Australian Lawyers for Remote Aboriginal Rights has partnered with Slater and Gordon on this case. As suggested in the statement of claim, tenants who leased or are leasing the thousands of public housing properties rented by Aboriginal tenants across East Kimberley, West Kimberley, Pilbara, Wheatbelt, Mid West, Gascoyne, and Goldfields-Esperance during the set timeframe are included in the suit.

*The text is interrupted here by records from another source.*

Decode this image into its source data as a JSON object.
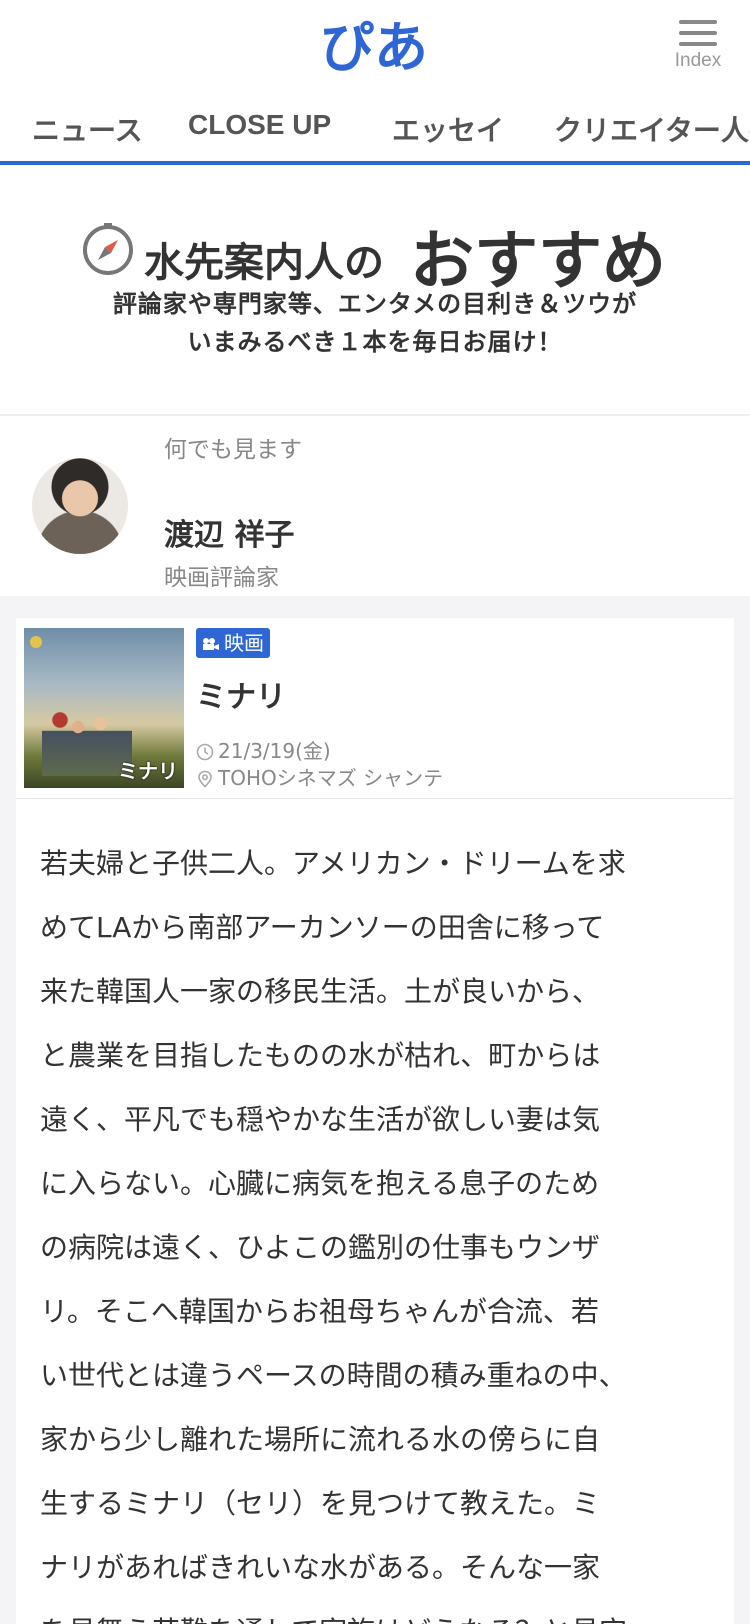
{
  "header": {
    "logo_text": "ぴあ",
    "logo_color": "#2f66d6",
    "menu_label": "Index",
    "menu_icon": "hamburger-menu-icon"
  },
  "nav": {
    "items": [
      "ニュース",
      "CLOSE UP",
      "エッセイ",
      "クリエイター人名"
    ],
    "accent": "#2f66d6"
  },
  "hero": {
    "icon": "compass-icon",
    "title_small": "水先案内人の",
    "title_big": "おすすめ",
    "subtitle_line1": "評論家や専門家等、エンタメの目利き＆ツウが",
    "subtitle_line2": "いまみるべき１本を毎日お届け！"
  },
  "profile": {
    "tagline": "何でも見ます",
    "name": "渡辺 祥子",
    "role": "映画評論家"
  },
  "movie": {
    "genre": "映画",
    "genre_icon": "movie-camera-icon",
    "title": "ミナリ",
    "poster_title": "ミナリ",
    "date": "21/3/19(金)",
    "theater": "TOHOシネマズ シャンテ"
  },
  "review": {
    "lines": [
      "若夫婦と子供二人。アメリカン・ドリームを求",
      "めてLAから南部アーカンソーの田舎に移って",
      "来た韓国人一家の移民生活。土が良いから、",
      "と農業を目指したものの水が枯れ、町からは",
      "遠く、平凡でも穏やかな生活が欲しい妻は気",
      "に入らない。心臓に病気を抱える息子のため",
      "の病院は遠く、ひよこの鑑別の仕事もウンザ",
      "リ。そこへ韓国からお祖母ちゃんが合流、若",
      "い世代とは違うペースの時間の積み重ねの中、",
      "家から少し離れた場所に流れる水の傍らに自",
      "生するミナリ（セリ）を見つけて教えた。ミ",
      "ナリがあればきれいな水がある。そんな一家",
      "を見舞う苦難を通して家族はどうなる？と見守"
    ]
  }
}
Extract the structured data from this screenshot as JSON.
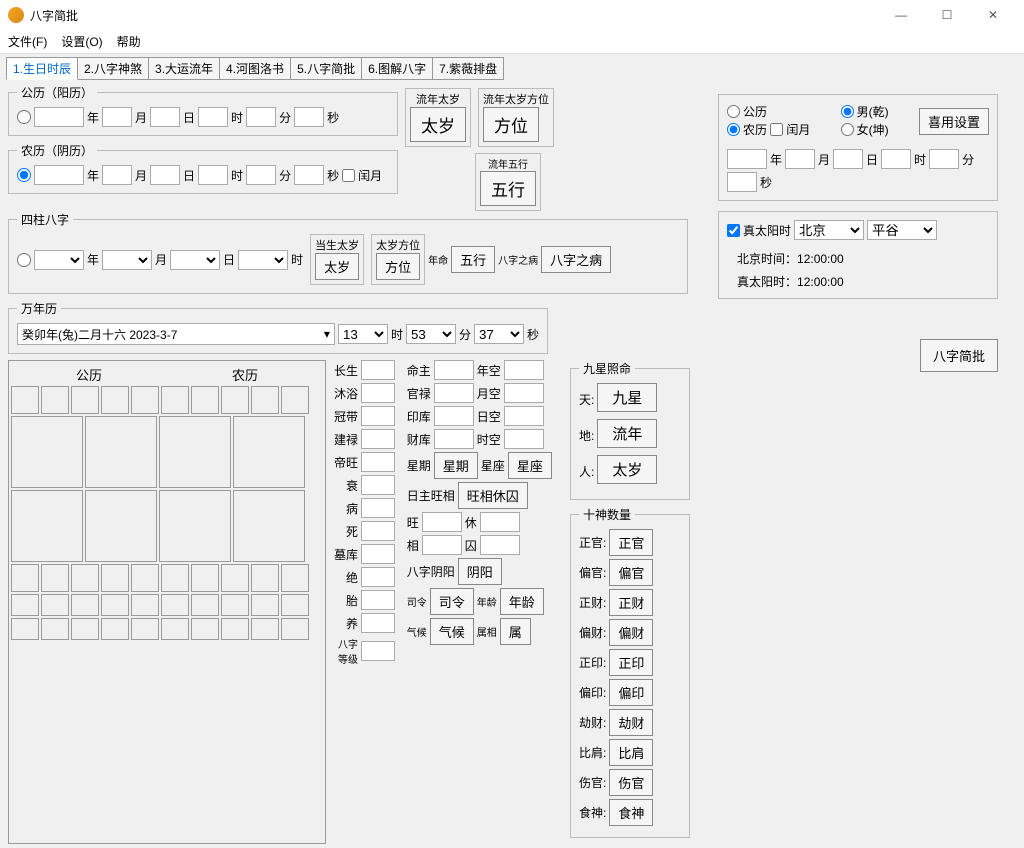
{
  "window": {
    "title": "八字简批"
  },
  "menu": {
    "file": "文件(F)",
    "settings": "设置(O)",
    "help": "帮助"
  },
  "tabs": [
    "1.生日时辰",
    "2.八字神煞",
    "3.大运流年",
    "4.河图洛书",
    "5.八字简批",
    "6.图解八字",
    "7.紫薇排盘"
  ],
  "gonli": {
    "legend": "公历（阳历）",
    "year": "年",
    "month": "月",
    "day": "日",
    "hour": "时",
    "min": "分",
    "sec": "秒"
  },
  "nongli": {
    "legend": "农历（阴历）",
    "leap": "闰月"
  },
  "sizhu": {
    "legend": "四柱八字"
  },
  "taisui": {
    "liunian_label": "流年太岁",
    "liunian_fang_label": "流年太岁方位",
    "taisui_btn": "太岁",
    "fangwei_btn": "方位",
    "wuxing_label": "流年五行",
    "wuxing_btn": "五行",
    "dangsheng_label": "当生太岁",
    "taisui_fang_label": "太岁方位",
    "nianming": "年命",
    "bazhi": "八字之病",
    "bazhi_btn": "八字之病"
  },
  "wannian": {
    "legend": "万年历",
    "value": "癸卯年(兔)二月十六 2023-3-7",
    "hour_val": "13",
    "min_val": "53",
    "sec_val": "37"
  },
  "cal": {
    "gong": "公历",
    "nong": "农历"
  },
  "twelve": [
    "长生",
    "沐浴",
    "冠带",
    "建禄",
    "帝旺",
    "衰",
    "病",
    "死",
    "墓库",
    "绝",
    "胎",
    "养"
  ],
  "bazi_dengji": "八字等级",
  "pillars": {
    "mingzhu": "命主",
    "niankon": "年空",
    "guanlu": "官禄",
    "yuekong": "月空",
    "yinku": "印库",
    "rikong": "日空",
    "caiku": "财库",
    "shikong": "时空",
    "xingqi": "星期",
    "xingqi_btn": "星期",
    "xingzuo": "星座",
    "xingzuo_btn": "星座",
    "rizhu": "日主旺相",
    "wangxiang_btn": "旺相休囚",
    "wang": "旺",
    "xiu": "休",
    "xiang": "相",
    "qiu": "囚",
    "bazi_yinyang": "八字阴阳",
    "yinyang_btn": "阴阳",
    "siling": "司令",
    "siling_btn": "司令",
    "nianling": "年龄",
    "nianling_btn": "年龄",
    "qihou": "气候",
    "qihou_btn": "气候",
    "shuxiang": "属相",
    "shu_btn": "属"
  },
  "jiuxing": {
    "legend": "九星照命",
    "tian": "天:",
    "tian_btn": "九星",
    "di": "地:",
    "di_btn": "流年",
    "ren": "人:",
    "ren_btn": "太岁"
  },
  "shishen": {
    "legend": "十神数量",
    "items": [
      {
        "k": "正官:",
        "btn": "正官"
      },
      {
        "k": "偏官:",
        "btn": "偏官"
      },
      {
        "k": "正财:",
        "btn": "正财"
      },
      {
        "k": "偏财:",
        "btn": "偏财"
      },
      {
        "k": "正印:",
        "btn": "正印"
      },
      {
        "k": "偏印:",
        "btn": "偏印"
      },
      {
        "k": "劫财:",
        "btn": "劫财"
      },
      {
        "k": "比肩:",
        "btn": "比肩"
      },
      {
        "k": "伤官:",
        "btn": "伤官"
      },
      {
        "k": "食神:",
        "btn": "食神"
      }
    ]
  },
  "right": {
    "gongli_radio": "公历",
    "nongli_radio": "农历",
    "leap_chk": "闰月",
    "male": "男(乾)",
    "female": "女(坤)",
    "xiyong_btn": "喜用设置",
    "zhentaiyang": "真太阳时",
    "city1": "北京",
    "city2": "平谷",
    "bj_label": "北京时间：",
    "bj_val": "12:00:00",
    "tz_label": "真太阳时：",
    "tz_val": "12:00:00",
    "submit_btn": "八字简批"
  }
}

As per Slater and Gordon’s investigation of nearly 200 such housing properties, many homes did not have functioning toilets, showers, cooking facilities, lights, safe drinking water, doors, functioning locks, reliable electricity and/or inadequate heating and/or cooling. Some tenants also reportedly had to reside in properties with broken windows, blocked, pipes, exposed electrical wiring, mould and pest infestations.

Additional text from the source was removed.